What is Structured Output?
Structured output (also called JSON mode or constrained generation) is a capability that forces a language model to produce output in a specific, machine-readable format — typically JSON conforming to a predefined schema. Instead of free-form text, the model returns data that applications can reliably parse and use.
Why It Matters
LLMs naturally produce free-form text, but applications need structured data — function parameters, database entries, API payloads, form fields. Structured output bridges this gap reliably. Without it, developers must write brittle parsers to extract data from prose, which fails unpredictably. Structured output makes LLMs usable as reliable components in software systems.
How It Works
Structured output can be achieved through several mechanisms:
1. API-level enforcement (most reliable):
- The API accepts a JSON Schema alongside the prompt
- The model's token sampling is constrained to only produce tokens that form valid JSON matching the schema
- Guaranteed to produce valid output: no parsing errors possible
- Available in: OpenAI (structured outputs), Anthropic (tool use), Google (response schema)

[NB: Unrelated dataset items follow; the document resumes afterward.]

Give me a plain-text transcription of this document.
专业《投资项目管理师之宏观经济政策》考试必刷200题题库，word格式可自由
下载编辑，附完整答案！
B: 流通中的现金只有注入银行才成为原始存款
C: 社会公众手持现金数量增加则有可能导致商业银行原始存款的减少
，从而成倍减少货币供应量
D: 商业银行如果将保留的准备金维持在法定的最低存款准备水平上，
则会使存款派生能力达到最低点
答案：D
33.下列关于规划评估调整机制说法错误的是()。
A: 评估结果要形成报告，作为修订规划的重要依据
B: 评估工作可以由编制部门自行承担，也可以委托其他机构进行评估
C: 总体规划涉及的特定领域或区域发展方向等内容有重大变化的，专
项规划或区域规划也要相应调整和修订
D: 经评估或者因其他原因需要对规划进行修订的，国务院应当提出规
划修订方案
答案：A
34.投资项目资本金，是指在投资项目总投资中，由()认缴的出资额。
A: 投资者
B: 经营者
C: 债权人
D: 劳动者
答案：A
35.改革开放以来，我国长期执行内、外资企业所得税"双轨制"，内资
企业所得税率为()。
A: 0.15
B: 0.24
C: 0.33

2. Guided generation (open-source):
- Libraries like Outlines, Instructor, or llama.cpp apply grammar-based constraints during generation
- Token probabilities are masked to enforce the desired format
- Works with any model that exposes logits
3. Prompt-based (least reliable):
- Instruct the model via prompt: "Respond in JSON with these fields..."

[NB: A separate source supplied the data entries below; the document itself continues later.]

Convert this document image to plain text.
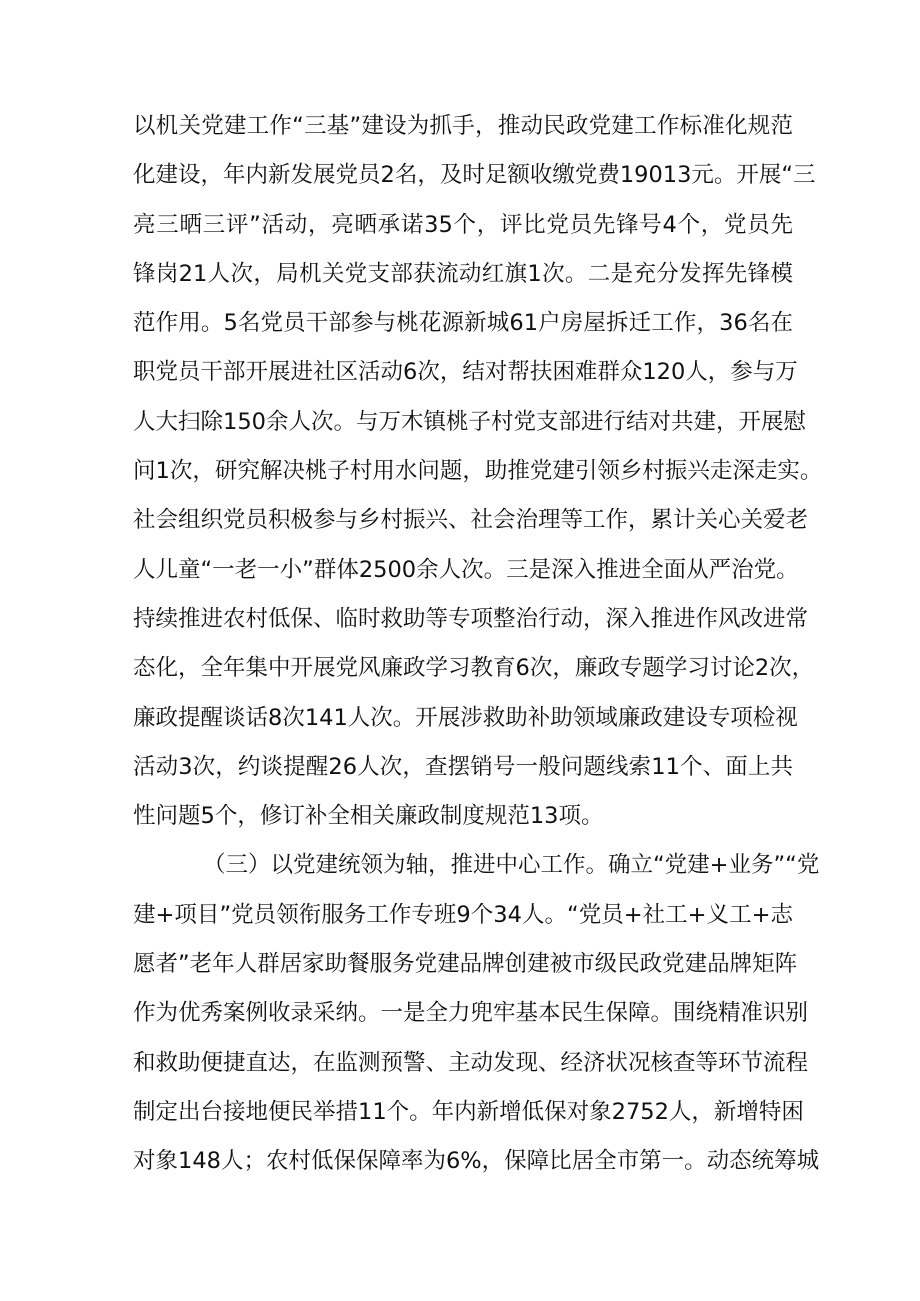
以机关党建工作“三基”建设为抓手，推动民政党建工作标准化规范
化建设，年内新发展党员2名，及时足额收缴党费19013元。开展“三
亮三晒三评”活动，亮晒承诺35个，评比党员先锋号4个，党员先
锋岗21人次，局机关党支部获流动红旗1次。二是充分发挥先锋模
范作用。5名党员干部参与桃花源新城61户房屋拆迁工作，36名在
职党员干部开展进社区活动6次，结对帮扶困难群众120人，参与万
人大扫除150余人次。与万木镇桃子村党支部进行结对共建，开展慰
问1次，研究解决桃子村用水问题，助推党建引领乡村振兴走深走实。
社会组织党员积极参与乡村振兴、社会治理等工作，累计关心关爱老
人儿童“一老一小”群体2500余人次。三是深入推进全面从严治党。
持续推进农村低保、临时救助等专项整治行动，深入推进作风改进常
态化，全年集中开展党风廉政学习教育6次，廉政专题学习讨论2次，
廉政提醒谈话8次141人次。开展涉救助补助领域廉政建设专项检视
活动3次，约谈提醒26人次，查摆销号一般问题线索11个、面上共
性问题5个，修订补全相关廉政制度规范13项。
（三）以党建统领为轴，推进中心工作。确立“党建+业务”“党
建+项目”党员领衔服务工作专班9个34人。“党员+社工+义工+志
愿者”老年人群居家助餐服务党建品牌创建被市级民政党建品牌矩阵
作为优秀案例收录采纳。一是全力兜牢基本民生保障。围绕精准识别
和救助便捷直达，在监测预警、主动发现、经济状况核查等环节流程
制定出台接地便民举措11个。年内新增低保对象2752人，新增特困
对象148人；农村低保保障率为6%，保障比居全市第一。动态统筹城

- No enforcement — model may deviate, add commentary, or produce invalid JSON
- Useful when API enforcement isn't available
Common use cases:
- Extracting structured data from documents (invoices, emails, reports)

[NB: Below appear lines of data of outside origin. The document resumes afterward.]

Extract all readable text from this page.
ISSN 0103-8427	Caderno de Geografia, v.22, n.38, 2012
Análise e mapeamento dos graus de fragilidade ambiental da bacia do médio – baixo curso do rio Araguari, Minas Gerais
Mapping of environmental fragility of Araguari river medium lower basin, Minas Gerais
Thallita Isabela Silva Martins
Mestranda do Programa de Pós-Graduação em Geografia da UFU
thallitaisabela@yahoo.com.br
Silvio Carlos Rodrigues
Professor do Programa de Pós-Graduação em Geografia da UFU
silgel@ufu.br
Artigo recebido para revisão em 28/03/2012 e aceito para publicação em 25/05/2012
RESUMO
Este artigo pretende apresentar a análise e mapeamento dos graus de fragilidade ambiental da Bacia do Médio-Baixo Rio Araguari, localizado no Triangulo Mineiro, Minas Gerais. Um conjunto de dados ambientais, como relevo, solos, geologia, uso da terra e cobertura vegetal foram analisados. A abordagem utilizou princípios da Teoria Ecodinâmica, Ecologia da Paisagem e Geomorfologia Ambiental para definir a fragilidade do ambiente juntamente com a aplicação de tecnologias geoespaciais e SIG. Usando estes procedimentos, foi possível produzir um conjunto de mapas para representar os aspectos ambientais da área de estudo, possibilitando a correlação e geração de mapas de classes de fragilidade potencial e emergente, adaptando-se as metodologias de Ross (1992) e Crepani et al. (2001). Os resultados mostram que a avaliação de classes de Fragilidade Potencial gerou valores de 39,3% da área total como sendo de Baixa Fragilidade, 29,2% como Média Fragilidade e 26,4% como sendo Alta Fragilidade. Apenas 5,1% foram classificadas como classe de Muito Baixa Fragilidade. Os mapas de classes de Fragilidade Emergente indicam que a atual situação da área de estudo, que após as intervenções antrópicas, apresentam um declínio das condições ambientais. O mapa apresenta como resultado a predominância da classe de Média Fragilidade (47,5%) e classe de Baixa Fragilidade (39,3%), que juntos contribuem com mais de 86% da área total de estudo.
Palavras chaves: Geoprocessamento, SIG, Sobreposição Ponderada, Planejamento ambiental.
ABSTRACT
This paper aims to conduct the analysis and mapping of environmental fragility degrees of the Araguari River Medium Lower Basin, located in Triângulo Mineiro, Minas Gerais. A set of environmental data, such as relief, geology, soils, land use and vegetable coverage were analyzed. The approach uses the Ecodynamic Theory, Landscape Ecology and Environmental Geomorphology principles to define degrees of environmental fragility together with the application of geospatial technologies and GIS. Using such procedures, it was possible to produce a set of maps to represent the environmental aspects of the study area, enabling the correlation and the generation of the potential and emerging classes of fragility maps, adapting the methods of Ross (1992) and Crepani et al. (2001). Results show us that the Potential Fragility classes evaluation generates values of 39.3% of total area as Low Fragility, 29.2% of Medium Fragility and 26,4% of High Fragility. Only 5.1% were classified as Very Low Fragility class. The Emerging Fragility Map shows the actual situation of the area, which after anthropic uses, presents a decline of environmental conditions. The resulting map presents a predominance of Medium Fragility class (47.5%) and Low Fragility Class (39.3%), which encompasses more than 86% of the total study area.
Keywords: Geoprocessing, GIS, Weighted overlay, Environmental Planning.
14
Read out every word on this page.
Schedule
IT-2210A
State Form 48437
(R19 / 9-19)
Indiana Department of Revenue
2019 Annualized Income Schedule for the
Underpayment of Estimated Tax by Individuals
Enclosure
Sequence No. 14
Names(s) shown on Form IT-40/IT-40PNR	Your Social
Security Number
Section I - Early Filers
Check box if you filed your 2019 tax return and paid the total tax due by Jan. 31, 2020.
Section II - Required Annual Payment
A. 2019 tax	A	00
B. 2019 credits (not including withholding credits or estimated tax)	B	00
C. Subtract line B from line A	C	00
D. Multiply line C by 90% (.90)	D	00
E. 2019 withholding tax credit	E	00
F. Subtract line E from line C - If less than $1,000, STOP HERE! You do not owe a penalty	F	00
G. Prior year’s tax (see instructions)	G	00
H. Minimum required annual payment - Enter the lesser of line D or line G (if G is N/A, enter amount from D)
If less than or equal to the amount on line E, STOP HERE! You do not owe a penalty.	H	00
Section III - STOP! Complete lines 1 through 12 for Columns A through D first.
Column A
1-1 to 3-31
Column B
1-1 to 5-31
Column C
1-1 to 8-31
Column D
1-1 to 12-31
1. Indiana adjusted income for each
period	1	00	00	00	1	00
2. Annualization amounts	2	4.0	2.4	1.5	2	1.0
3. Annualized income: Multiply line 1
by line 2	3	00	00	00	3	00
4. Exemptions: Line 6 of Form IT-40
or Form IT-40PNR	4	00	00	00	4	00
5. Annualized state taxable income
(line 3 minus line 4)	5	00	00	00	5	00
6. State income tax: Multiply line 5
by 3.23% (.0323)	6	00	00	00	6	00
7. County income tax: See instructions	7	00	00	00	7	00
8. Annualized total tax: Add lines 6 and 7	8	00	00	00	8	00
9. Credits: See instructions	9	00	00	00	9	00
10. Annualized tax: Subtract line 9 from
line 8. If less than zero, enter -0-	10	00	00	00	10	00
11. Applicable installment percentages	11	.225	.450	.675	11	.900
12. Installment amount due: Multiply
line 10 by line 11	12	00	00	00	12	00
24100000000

- Generating function call parameters
- Creating database records from natural language
- Building data pipelines with LLM-powered extraction
- Classification with confidence scores
Example
A developer building an expense tracker sends receipt photos to the API with a JSON Schema requiring {vendor: string, amount: number, currency: string, date: string, category: string}. The model extracts the information and returns guaranteed-valid JSON that the application can directly insert into the database.